Alrighty! This top is a very simple, very quick sew. I think it would also be a darling little dress. It requires a small amount of fabric and no pattern to sew this simple shirred top.
The measurements I’m using in this tutorial are for about a size 3T – adjust as needed. For Grace’s shirt, I felt that the finished shirt was just a little wide, so I made some adjustments for the purposes of this tutorial. If you’re using a light cotton, I would recommend measuring your little one from one underarm to the other, and then multiply by 2 to determine your fabric width. Measure from her collarbone to desired length and add 1″ for hemming to determine the length.
Begin with two rectangles of fabric, measuring width x length. For a 3T, cut two pieces of fabric 18″ x 13″.
Now, stack your rectangles (perfectly) and fold in half along the width. Cut a curved armhole so it looks like the following picture. If you have a sleeve/armhole pattern you want to use, go for it, or you can just wing it! It doesn’t have to be exact.
Next, unfold and separate your two rectangles. Hem the top edge: turn and press a ¼ inch, then turn and press another ¼ inch; topstitch close to the edge. Do this on both rectangles.
Now, place your two rectangles right sides together (line up armholes). Sew up the side seams and serge or finish as you please. You’re just going to sew from the bottom of the armhole to the bottom of the shirt. Leave the armholes for now.
Turn your shirt right side out and hem up the bottom. For a quick hem, I serge all the way around the bottom, then turn and press the serged edge and topstitch. Hem how you like (but you may need to adjust length of cut fabric if you want a fancier hem).
Next, you’re going to do your shirring. Wind bobbin with elastic thread.
I use my machine’s bobbin winder to wind the bobbin and it works great, but I’ve heard it’s a little different for everyone. So, once you have your elastic thread in your bobbin and your regular thread in your machine, start stitching rows ¼-inch apart. I just line up my presser foot with each previous row so that the rows are ¼ inch apart. Super simple! Don’t forget to backstitch at the beginning and end of each row.
Stitch rows all the way down to the bottom of the armhole on the front; this is what it will look like at this point:
Repeat on the flip side. When you have reached the bottom of the armholes on both sides, shir several additional rows going all the way around the shirt. Now, hit your shirred rows with some hot steam from your iron. I LOVE watching the whole thing scrunch up, don’t you?

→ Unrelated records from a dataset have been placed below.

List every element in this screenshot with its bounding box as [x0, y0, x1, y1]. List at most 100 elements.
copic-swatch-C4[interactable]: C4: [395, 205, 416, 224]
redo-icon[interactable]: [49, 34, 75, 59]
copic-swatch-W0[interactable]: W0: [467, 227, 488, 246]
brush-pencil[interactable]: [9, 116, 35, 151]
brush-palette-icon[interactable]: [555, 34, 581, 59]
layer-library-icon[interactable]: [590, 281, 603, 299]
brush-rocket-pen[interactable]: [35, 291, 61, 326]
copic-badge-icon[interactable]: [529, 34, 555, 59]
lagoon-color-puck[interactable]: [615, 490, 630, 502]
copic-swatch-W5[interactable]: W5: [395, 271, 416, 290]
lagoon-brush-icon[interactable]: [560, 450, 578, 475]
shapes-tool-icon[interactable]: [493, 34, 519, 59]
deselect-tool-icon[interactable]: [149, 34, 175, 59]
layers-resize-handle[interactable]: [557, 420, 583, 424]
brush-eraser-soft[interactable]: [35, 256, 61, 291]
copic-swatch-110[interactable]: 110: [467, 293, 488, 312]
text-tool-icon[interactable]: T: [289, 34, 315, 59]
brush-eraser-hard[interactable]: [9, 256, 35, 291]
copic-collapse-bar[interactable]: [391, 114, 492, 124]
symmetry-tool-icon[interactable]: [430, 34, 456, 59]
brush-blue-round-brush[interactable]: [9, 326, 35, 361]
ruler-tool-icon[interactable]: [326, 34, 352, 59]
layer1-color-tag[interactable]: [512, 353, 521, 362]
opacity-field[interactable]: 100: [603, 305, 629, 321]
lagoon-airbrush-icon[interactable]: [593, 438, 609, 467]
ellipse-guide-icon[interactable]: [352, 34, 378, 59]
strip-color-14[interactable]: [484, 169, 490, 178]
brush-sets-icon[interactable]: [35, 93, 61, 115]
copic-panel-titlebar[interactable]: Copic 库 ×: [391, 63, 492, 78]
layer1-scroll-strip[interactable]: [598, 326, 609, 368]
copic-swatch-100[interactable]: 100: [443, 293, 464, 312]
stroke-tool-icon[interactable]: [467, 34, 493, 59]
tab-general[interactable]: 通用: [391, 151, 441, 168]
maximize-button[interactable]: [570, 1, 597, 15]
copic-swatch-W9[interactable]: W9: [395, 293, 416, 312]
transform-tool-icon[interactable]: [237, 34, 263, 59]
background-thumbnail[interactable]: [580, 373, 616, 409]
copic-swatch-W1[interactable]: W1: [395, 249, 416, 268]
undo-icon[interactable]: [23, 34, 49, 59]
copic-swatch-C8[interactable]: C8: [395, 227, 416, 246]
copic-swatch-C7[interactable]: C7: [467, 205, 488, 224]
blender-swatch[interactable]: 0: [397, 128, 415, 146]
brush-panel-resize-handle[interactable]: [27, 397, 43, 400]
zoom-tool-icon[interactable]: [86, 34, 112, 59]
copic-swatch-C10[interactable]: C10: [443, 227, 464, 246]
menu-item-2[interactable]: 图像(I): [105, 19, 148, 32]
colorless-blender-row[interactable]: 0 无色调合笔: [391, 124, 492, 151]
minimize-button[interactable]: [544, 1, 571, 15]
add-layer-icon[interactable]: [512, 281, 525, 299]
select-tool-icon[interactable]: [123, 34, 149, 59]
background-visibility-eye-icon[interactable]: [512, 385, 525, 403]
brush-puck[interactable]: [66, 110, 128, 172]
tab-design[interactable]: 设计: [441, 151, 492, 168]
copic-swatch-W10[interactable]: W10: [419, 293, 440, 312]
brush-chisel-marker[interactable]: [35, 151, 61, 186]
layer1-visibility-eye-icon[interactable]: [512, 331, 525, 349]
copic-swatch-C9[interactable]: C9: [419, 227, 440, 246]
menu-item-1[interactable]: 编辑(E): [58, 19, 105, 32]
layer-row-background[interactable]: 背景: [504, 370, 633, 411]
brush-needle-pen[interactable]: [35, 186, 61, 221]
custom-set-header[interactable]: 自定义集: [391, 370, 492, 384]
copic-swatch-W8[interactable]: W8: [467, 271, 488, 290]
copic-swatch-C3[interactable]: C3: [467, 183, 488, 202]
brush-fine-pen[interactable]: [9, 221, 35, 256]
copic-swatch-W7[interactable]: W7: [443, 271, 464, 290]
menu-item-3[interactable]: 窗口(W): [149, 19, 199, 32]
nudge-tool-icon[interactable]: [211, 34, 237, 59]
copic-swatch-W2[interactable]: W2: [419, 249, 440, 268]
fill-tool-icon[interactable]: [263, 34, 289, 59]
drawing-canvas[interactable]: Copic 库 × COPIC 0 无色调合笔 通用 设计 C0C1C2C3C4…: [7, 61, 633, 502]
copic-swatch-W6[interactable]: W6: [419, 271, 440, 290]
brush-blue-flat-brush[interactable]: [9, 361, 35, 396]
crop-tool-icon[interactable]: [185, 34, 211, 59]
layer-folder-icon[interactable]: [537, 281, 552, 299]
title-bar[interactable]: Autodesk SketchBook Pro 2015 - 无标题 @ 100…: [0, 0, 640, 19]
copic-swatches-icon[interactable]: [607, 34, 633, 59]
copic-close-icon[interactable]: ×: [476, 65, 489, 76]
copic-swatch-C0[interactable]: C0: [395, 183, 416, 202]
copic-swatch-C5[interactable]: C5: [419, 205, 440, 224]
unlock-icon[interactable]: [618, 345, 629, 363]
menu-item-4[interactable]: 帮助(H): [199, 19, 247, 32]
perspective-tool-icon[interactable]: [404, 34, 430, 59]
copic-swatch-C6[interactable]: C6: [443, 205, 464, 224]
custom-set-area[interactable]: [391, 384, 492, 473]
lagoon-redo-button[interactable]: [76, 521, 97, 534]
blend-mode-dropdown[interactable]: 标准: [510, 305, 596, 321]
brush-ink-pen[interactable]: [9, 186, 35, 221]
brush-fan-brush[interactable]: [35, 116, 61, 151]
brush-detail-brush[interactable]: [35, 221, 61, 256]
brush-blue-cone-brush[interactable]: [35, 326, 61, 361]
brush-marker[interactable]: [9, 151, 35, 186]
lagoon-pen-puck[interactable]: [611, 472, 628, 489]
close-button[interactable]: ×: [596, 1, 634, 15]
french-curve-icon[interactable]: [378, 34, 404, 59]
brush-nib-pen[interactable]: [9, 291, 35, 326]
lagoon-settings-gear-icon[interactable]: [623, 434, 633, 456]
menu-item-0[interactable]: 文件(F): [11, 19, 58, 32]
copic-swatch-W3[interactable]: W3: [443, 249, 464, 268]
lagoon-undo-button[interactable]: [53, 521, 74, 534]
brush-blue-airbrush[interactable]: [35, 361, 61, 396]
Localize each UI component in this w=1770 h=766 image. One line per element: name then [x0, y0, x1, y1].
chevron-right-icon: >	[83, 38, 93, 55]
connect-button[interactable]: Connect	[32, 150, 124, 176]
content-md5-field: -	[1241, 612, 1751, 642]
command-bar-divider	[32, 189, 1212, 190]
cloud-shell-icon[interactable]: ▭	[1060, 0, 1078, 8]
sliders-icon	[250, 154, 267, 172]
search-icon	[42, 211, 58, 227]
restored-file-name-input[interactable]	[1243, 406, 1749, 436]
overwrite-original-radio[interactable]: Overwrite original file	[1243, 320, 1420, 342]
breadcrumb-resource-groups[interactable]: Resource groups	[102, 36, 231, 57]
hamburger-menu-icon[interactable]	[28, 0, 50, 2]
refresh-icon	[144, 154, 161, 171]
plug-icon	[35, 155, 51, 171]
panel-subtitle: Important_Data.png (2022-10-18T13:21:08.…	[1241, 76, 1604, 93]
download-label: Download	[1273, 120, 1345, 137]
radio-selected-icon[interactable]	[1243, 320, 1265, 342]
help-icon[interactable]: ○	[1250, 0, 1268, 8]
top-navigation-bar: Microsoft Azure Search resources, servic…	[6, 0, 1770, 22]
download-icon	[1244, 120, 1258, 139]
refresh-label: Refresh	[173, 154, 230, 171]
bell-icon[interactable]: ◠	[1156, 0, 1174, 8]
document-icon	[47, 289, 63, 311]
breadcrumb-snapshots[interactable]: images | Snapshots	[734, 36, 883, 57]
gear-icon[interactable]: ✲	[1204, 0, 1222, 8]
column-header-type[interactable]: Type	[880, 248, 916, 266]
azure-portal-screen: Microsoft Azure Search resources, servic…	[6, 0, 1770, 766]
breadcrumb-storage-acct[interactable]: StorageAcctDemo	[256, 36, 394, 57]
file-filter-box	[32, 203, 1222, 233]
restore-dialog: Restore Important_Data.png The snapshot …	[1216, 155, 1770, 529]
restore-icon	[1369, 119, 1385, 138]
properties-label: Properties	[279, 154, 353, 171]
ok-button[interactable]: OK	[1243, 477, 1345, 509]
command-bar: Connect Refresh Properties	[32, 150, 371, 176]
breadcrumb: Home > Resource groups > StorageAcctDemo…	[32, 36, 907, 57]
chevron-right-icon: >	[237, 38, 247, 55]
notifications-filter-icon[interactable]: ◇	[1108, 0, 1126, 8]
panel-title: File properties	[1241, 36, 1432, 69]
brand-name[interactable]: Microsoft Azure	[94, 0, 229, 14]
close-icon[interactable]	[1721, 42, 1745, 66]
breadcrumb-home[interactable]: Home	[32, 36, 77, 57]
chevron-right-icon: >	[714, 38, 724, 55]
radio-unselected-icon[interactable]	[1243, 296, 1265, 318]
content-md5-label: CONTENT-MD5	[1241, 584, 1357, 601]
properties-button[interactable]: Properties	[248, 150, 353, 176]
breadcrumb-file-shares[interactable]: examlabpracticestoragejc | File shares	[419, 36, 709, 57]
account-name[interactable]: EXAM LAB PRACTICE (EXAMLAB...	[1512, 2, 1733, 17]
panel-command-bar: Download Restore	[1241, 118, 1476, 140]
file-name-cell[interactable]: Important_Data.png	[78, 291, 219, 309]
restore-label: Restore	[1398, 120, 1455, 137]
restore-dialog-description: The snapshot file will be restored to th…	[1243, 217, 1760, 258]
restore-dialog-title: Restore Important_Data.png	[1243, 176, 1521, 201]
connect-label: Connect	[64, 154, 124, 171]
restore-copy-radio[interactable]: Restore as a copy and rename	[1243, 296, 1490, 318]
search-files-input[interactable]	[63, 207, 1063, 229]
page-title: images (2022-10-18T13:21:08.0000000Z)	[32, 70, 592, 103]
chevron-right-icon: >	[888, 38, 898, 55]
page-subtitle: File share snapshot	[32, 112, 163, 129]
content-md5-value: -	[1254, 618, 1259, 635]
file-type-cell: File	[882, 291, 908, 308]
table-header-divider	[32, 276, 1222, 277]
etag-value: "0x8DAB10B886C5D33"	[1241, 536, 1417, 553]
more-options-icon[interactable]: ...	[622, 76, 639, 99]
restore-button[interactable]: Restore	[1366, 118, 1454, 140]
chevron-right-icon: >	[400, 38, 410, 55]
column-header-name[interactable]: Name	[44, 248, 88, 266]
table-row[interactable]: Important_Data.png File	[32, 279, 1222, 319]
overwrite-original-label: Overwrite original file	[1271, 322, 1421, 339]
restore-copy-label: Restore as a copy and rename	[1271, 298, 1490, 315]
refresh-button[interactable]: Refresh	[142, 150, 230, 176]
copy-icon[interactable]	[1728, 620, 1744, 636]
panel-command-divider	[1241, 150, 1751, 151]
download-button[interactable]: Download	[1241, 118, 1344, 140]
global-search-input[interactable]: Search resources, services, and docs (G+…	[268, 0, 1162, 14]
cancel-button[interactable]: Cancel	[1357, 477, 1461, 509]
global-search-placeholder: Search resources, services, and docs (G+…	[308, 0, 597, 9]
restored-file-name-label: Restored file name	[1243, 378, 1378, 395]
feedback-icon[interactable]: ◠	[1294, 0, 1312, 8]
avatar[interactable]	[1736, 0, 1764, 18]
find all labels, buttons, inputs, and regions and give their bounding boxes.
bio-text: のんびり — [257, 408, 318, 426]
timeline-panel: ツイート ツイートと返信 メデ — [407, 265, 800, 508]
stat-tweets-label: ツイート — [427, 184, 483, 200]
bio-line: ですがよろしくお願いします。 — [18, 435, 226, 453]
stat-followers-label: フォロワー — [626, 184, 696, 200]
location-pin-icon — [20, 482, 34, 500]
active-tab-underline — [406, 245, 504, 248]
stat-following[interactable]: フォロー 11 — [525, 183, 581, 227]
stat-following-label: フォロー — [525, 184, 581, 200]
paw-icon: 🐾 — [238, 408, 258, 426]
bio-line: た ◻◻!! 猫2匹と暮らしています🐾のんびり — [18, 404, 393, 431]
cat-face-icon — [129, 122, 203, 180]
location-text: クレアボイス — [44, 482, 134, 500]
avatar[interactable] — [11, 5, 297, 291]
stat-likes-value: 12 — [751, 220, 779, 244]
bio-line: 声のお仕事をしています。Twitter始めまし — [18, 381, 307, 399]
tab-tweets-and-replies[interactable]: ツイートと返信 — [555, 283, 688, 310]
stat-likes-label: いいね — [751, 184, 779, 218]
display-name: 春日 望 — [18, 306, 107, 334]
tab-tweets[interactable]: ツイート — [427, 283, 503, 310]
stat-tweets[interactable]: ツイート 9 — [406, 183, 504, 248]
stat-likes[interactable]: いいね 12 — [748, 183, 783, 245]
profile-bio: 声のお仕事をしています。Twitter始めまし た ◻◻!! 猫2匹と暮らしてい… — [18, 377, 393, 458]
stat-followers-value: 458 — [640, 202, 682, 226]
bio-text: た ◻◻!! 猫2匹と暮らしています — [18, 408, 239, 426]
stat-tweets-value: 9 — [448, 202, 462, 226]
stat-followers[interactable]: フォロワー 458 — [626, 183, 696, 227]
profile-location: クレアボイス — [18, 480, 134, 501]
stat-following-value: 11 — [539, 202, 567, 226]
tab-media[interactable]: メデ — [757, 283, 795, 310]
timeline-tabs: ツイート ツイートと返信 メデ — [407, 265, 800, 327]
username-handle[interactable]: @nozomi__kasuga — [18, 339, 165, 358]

Now you just need to finish the armholes. I made some bias tape with a contrasting fabric, but you can certainly use packaged double fold bias tape. You’ll want two length of bias tape about 24 inches each. Turn in and press each end of the bias tape.
Line up the center of one piece of bias tape with the side seam at the base of an armhole. Wrap the bias tape around and pin. Work your way out on each side, pinning the bias tape to the unfinished armhole edge. Stitch your bias tape closed, one end to the other, encasing the entire armhole and finishing the straps.
That is it!!! Tie those straps into a cute bow and stick it on your girl!
At this point, I’d love to show you a picture of Grace wearing her little shirt and apron-front skirt, but she’s a busy girl and I don’t have a single still shot showing the outfit. We’ll have to settle for an in-action collage…
Comments & Reviews
What a simple, sweet idea! So cute!
Cruzmaribel Lara says
Wow! I am blown away, now I can try to make some of the smocking I have been putting off. I wanted to ask you how snuggly should the elastic thread be wound in the bobbin and did you have to adjust the tension on the bobbin? Thanks for getting back to me, I appreciate that very much.